53 Il y a lieu de rappeler, à titre liminaire, qu’il ressort, notamment, de l’article 10, paragraphe 6, et des articles 51 à 53 du règlement 2017/745 qu’il incombe non pas au distributeur mais au fabricant de déterminer la classe de son dispositif afin de connaître les exigences applicables. Aux termes de l’article 51, paragraphe 1, de ce règlement, « [l]es dispositifs sont répartis en classe I, classe IIa, classe IIb et classe III en fonction de la destination des dispositifs et des risques qui leur sont inhérents » et « [l]a classification est effectuée conformément à l’annexe VIII [de celui-ci] ». L’identification de la classe du dispositif concerné permet au fabricant de déterminer, conformément à l’article 52 dudit règlement, la procédure d’évaluation de la conformité qui doit être appliquée, c’est-à-dire la voie à suivre afin de répondre aux exigences applicables et de pouvoir ainsi démontrer la conformité de ce dispositif avec le même règlement.

54 Dans ce contexte, il importe de souligner que certains dispositifs de classe I peuvent être certifiés par le fabricant lui-même, tandis que, conformément aux articles 52 et 53 du règlement 2017/745, les autres classes de dispositifs nécessitent l’intervention d’un organisme notifié, dont la mission est d’évaluer la conformité des dispositifs médicaux préalablement à toute mise à disposition sur le marché et de s’assurer du maintien du respect des exigences tout au long de leur mise à disposition. Lorsque l’organisme notifié est impliqué dans la certification de la classe de risque d’un dispositif, le marquage CE est, en vertu de l’article 20, paragraphe 5, de ce règlement, suivi du numéro d’identification de l’organisme notifié responsable des procédures d’évaluation de la conformité prévues à l’article 52 dudit règlement. En outre, ce numéro d’identification est indiqué dans tous les documents publicitaires mentionnant qu’un dispositif est conforme aux exigences applicables au marquage CE.
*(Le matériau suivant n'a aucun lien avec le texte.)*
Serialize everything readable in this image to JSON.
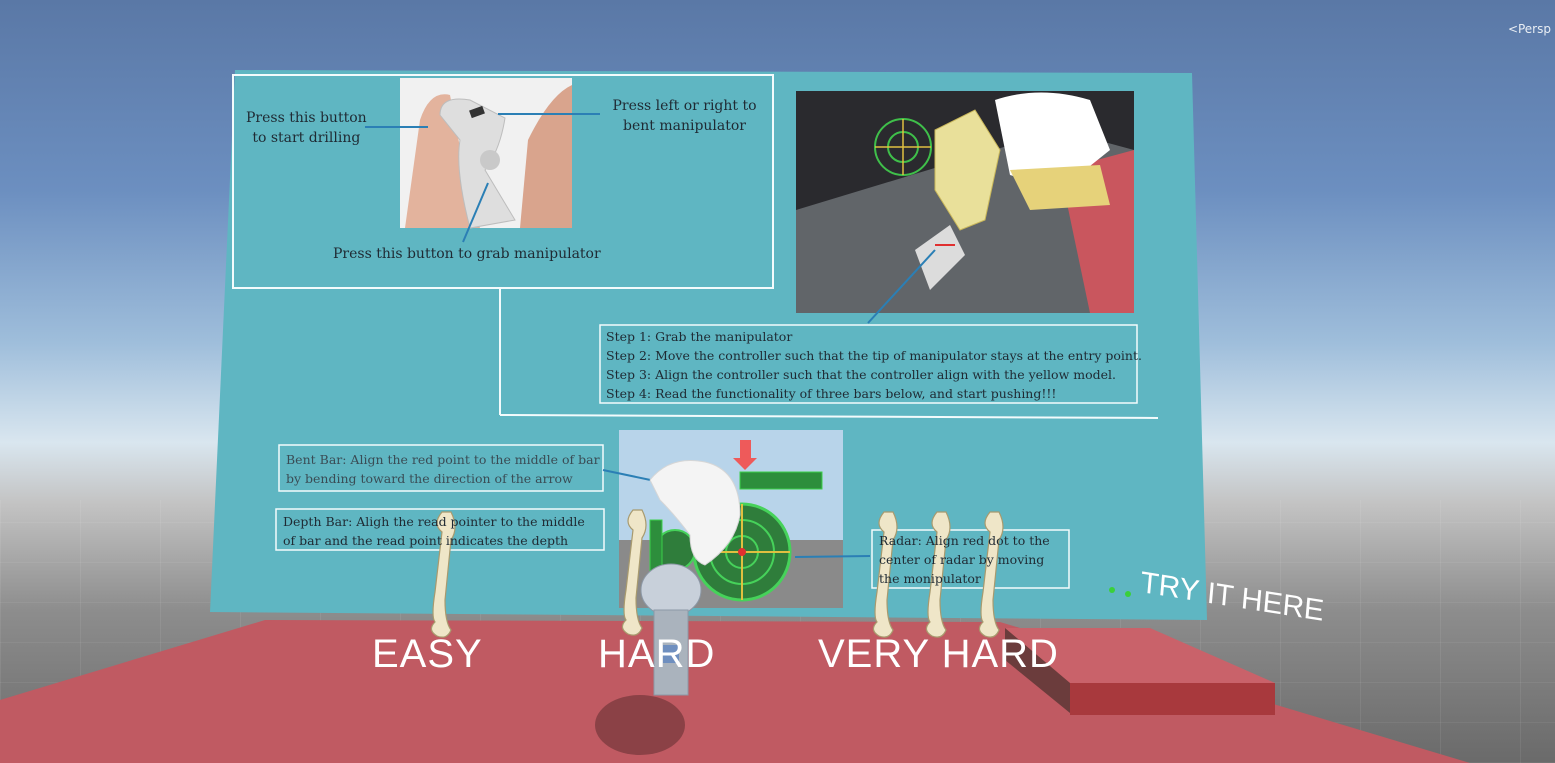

55 Or, eu égard aux considérations formulées aux points 27 à 50 du présent arrêt en ce qui concerne les première et deuxième questions, imposer au distributeur de vérifier l’exactitude de la classification de ce produit dans une classe de risque et, par conséquent, la nécessité d’un numéro d’identification à quatre chiffres d’un organisme notifié excéderait l’obligation de vérification de cohérence incombant au distributeur en application de leur devoir de diligence.

56 En effet, premièrement, ainsi qu’il est rappelé aux points 53 et 54 du présent arrêt, la classification d’un dispositif médical, au sens du règlement 2017/745, incombe au fabricant, cette classification supposant une connaissance précise de la conception, du fonctionnement et de la destination de ce dispositif, que, habituellement, seul le fabricant est en mesure de détenir.
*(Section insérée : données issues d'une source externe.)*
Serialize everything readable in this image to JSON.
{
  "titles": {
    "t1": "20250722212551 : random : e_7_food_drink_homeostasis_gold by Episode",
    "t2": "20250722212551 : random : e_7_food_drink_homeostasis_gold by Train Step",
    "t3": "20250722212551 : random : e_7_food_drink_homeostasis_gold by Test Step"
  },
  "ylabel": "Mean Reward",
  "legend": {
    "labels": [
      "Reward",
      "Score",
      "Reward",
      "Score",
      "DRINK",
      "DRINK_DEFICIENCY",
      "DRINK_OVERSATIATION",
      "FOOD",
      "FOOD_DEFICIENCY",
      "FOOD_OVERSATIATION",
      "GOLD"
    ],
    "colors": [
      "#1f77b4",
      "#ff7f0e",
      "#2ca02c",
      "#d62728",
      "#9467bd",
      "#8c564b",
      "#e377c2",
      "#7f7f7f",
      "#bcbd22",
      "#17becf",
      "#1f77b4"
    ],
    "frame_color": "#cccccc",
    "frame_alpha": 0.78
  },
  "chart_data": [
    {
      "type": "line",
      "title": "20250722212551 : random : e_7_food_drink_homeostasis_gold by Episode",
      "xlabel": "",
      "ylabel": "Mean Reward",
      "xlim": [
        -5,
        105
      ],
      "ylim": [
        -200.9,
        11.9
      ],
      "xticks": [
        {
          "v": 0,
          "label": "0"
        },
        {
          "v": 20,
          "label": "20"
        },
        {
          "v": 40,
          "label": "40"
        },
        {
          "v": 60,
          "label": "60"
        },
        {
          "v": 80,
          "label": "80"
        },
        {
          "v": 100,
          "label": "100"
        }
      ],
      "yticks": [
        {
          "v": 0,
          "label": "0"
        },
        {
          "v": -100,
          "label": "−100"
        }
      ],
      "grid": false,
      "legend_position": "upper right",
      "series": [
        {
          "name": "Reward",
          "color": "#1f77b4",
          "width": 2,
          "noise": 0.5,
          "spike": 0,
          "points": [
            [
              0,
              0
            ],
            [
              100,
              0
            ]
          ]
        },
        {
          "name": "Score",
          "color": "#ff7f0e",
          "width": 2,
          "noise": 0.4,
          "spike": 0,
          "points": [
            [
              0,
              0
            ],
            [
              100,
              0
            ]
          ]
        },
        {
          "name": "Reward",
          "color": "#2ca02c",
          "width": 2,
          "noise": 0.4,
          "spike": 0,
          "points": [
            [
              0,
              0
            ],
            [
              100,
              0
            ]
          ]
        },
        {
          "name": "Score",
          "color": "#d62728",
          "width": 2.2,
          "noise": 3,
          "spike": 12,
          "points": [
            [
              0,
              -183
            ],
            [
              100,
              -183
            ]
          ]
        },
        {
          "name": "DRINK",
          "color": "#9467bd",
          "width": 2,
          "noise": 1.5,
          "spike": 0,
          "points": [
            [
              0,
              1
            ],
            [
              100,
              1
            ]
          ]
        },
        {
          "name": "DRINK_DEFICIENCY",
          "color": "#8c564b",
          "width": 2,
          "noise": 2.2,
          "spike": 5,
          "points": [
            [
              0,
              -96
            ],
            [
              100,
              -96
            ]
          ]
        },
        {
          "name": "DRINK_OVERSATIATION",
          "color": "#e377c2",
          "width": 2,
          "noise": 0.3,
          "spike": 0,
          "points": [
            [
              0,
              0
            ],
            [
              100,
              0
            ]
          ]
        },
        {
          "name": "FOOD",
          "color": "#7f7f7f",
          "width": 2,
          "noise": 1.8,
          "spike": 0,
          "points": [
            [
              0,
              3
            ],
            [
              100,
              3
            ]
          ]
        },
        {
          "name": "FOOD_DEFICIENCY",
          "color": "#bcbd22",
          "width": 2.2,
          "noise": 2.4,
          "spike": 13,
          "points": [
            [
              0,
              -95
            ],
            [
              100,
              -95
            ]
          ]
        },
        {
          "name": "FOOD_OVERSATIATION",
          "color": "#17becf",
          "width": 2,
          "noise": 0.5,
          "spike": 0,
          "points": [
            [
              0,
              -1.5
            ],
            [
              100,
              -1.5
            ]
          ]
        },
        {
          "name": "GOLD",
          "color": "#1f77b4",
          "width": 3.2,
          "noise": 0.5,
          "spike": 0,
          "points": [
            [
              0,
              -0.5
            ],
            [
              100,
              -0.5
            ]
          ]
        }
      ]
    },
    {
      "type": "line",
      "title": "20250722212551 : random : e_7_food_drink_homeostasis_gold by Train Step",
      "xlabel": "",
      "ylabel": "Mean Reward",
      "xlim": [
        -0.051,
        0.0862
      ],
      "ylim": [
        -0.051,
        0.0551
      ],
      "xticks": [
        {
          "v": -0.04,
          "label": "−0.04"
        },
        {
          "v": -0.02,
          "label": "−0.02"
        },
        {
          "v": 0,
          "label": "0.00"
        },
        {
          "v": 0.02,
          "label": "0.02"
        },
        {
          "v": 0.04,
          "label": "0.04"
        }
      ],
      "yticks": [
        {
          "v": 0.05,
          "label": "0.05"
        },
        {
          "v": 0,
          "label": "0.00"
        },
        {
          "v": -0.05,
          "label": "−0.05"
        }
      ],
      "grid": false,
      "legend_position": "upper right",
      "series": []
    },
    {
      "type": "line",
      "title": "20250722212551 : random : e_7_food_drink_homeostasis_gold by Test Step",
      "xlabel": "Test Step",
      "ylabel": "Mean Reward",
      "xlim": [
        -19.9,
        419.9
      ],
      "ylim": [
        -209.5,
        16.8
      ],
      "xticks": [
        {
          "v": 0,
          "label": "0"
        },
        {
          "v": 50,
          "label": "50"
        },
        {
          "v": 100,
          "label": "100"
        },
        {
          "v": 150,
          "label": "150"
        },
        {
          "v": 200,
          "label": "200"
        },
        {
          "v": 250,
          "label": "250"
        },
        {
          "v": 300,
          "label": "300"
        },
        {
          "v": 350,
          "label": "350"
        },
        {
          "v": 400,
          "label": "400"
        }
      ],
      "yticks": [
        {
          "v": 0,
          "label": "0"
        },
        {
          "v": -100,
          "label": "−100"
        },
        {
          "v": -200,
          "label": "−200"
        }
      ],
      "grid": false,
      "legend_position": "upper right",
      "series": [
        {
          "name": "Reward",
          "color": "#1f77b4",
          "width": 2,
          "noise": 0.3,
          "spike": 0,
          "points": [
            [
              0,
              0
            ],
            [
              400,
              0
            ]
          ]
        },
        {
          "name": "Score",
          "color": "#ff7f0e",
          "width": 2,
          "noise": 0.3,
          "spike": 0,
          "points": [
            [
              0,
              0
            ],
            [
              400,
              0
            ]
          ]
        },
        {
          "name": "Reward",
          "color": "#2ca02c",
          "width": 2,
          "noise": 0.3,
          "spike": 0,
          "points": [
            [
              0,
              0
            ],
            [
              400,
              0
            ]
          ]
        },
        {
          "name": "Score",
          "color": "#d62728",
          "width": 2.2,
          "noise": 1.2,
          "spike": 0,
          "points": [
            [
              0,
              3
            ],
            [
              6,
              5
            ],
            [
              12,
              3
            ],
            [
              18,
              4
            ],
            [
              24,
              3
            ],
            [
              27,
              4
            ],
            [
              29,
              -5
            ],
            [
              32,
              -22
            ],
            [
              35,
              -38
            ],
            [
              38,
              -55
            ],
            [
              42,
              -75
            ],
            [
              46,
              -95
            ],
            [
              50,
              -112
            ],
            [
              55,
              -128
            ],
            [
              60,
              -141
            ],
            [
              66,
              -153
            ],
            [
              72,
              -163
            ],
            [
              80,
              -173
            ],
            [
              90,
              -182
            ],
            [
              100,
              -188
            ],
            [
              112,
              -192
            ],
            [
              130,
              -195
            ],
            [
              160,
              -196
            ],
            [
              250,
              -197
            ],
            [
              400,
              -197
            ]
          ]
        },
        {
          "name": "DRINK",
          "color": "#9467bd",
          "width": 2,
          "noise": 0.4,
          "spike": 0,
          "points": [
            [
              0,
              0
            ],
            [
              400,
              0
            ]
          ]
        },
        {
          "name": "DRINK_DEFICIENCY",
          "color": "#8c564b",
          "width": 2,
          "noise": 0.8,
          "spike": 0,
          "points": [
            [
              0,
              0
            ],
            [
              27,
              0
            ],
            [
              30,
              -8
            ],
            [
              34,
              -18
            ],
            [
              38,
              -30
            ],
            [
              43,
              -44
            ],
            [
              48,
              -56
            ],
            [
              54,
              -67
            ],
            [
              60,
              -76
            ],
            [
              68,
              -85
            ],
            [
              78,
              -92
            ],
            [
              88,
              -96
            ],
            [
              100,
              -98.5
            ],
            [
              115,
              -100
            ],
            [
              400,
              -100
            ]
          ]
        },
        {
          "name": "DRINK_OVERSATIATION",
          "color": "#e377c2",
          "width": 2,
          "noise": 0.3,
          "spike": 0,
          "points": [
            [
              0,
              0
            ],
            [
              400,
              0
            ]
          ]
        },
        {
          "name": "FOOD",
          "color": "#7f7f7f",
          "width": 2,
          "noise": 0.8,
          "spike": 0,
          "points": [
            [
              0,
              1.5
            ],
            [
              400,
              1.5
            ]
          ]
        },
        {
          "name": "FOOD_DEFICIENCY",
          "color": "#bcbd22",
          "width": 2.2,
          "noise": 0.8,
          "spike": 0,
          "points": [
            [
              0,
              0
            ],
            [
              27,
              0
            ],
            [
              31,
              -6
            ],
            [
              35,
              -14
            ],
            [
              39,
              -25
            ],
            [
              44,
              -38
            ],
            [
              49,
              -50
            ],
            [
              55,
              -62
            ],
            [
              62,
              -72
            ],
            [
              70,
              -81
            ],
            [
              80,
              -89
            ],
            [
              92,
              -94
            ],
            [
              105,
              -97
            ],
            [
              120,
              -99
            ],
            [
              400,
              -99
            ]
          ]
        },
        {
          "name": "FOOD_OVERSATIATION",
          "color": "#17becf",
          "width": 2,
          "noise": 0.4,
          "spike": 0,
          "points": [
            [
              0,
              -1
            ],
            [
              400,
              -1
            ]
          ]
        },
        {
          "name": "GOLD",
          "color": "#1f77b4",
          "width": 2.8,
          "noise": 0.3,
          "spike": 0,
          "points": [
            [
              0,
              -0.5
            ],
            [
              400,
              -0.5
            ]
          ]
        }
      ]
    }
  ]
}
57 Deuxièmement, le fait qu’un organisme notifié doive intervenir dans le cadre de la procédure d’évaluation de la conformité en fonction de la classe de risque témoigne de la complexité de ce processus de classification. Un tel organisme est d’ailleurs soumis à de nombreuses exigences, conformément à l’article 36 du règlement 2017/745, intitulé « Exigences applicables aux organismes notifiés », et à l’annexe VII de ce règlement, intitulée « Exigences auxquelles doivent satisfaire les organismes notifiés ». Il doit, notamment, en vertu de l’article 36, paragraphe 1, deuxième alinéa, dudit règlement, disposer en permanence du personnel administratif, technique et scientifique en nombre suffisant, ainsi que de l’ensemble des équipements, des installations et des compétences nécessaires pour accomplir de façon adéquate les tâches techniques, scientifiques et administratives liées aux activités d’évaluation de la conformité pour lesquelles il a été désigné. En cas de désaccord entre le fabricant et l’organisme notifié concernant la classification correcte d’un dispositif, l’article 51, paragraphe 2, du même règlement prévoit que le litige est soumis pour décision à l’autorité compétente de l’État membre dans lequel le fabricant a son siège social, décision que le distributeur ne saurait remettre en cause.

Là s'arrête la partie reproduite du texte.